The answer: There's no way of knowing. And that, in a nutshell, is the potentially insidious nature of what is called the passive voice.
The passive voice allows a writer or speaker to completely sidestep a crucial question like who, exactly, performed a certain act.
The coffee was made. The car was stolen. The employee was fired.
Made by whom? Stolen by whom? Fired by whom? The writer isn't saying. At times that's fine, but other times it can be a serious disservice to the reader.
The passive voice is created with a form of "to be" such as "is," "was" or "were," followed by what's called the passive participle, which is identical to the past participle. So in "the coffee was made," the verb "was" and the passive participle "made" combine to make this passive voice.
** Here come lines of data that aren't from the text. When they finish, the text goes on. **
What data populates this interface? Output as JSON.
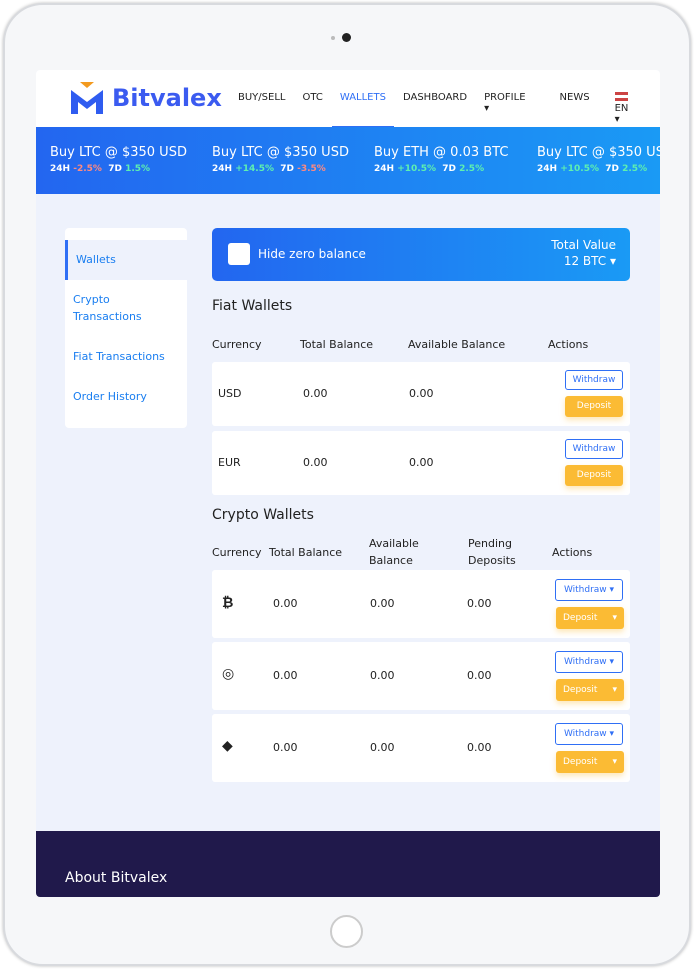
{
  "brand": {
    "name": "Bitvalex"
  },
  "nav": {
    "items": [
      "BUY/SELL",
      "OTC",
      "WALLETS",
      "DASHBOARD",
      "PROFILE",
      "NEWS"
    ],
    "active": "WALLETS",
    "language": "EN"
  },
  "ticker": [
    {
      "title": "Buy LTC @ $350 USD",
      "h24": "-2.5%",
      "d7": "1.5%"
    },
    {
      "title": "Buy LTC @ $350 USD",
      "h24": "+14.5%",
      "d7": "-3.5%"
    },
    {
      "title": "Buy ETH @ 0.03 BTC",
      "h24": "+10.5%",
      "d7": "2.5%"
    },
    {
      "title": "Buy LTC @ $350 USD",
      "h24": "+10.5%",
      "d7": "2.5%"
    }
  ],
  "ticker_labels": {
    "h24": "24H",
    "d7": "7D"
  },
  "sidebar": {
    "items": [
      "Wallets",
      "Crypto Transactions",
      "Fiat Transactions",
      "Order History"
    ],
    "active": "Wallets"
  },
  "filter": {
    "hide_zero_label": "Hide zero balance",
    "total_label": "Total Value",
    "total_value": "12 BTC"
  },
  "fiat": {
    "title": "Fiat Wallets",
    "headers": [
      "Currency",
      "Total Balance",
      "Available Balance",
      "Actions"
    ],
    "rows": [
      {
        "currency": "USD",
        "total": "0.00",
        "available": "0.00"
      },
      {
        "currency": "EUR",
        "total": "0.00",
        "available": "0.00"
      }
    ]
  },
  "crypto": {
    "title": "Crypto Wallets",
    "headers": [
      "Currency",
      "Total Balance",
      "Available Balance",
      "Pending Deposits",
      "Actions"
    ],
    "rows": [
      {
        "icon": "bitcoin-icon",
        "glyph": "₿",
        "total": "0.00",
        "available": "0.00",
        "pending": "0.00"
      },
      {
        "icon": "coin-icon",
        "glyph": "◎",
        "total": "0.00",
        "available": "0.00",
        "pending": "0.00"
      },
      {
        "icon": "ethereum-icon",
        "glyph": "◆",
        "total": "0.00",
        "available": "0.00",
        "pending": "0.00"
      }
    ]
  },
  "actions": {
    "withdraw": "Withdraw",
    "deposit": "Deposit"
  },
  "footer": {
    "title": "About Bitvalex"
  },
  "colors": {
    "accent": "#2f6ff5",
    "deposit": "#fbbb34",
    "footer": "#20194b"
  }
}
A lot of people think that passive voice is a sentence with a lot of "ing" forms — like "Gloria was considering becoming more loving and caring." Others think it's any sentence in which the action is snuffed out: "Joe had become convinced that throwing the ball was the thing to do." But in fact, both these sentences are in the active voice.
Instead, passive voice is something quite specific. Simply put, passive voice occurs when the object of an action is made the grammatical subject of a sentence. (More precisely, you'd say it's when the object of a transitive verb is made the grammatical subject of a sentence, but for anyone who finds that too jargon-y, stick with the former definition.)
Consider the sentence: Barb made coffee. This is a classic example of active voice. The doer of the action, Barb, is the subject of the sentence. The thing being acted upon, the coffee, is the object of the verb "made."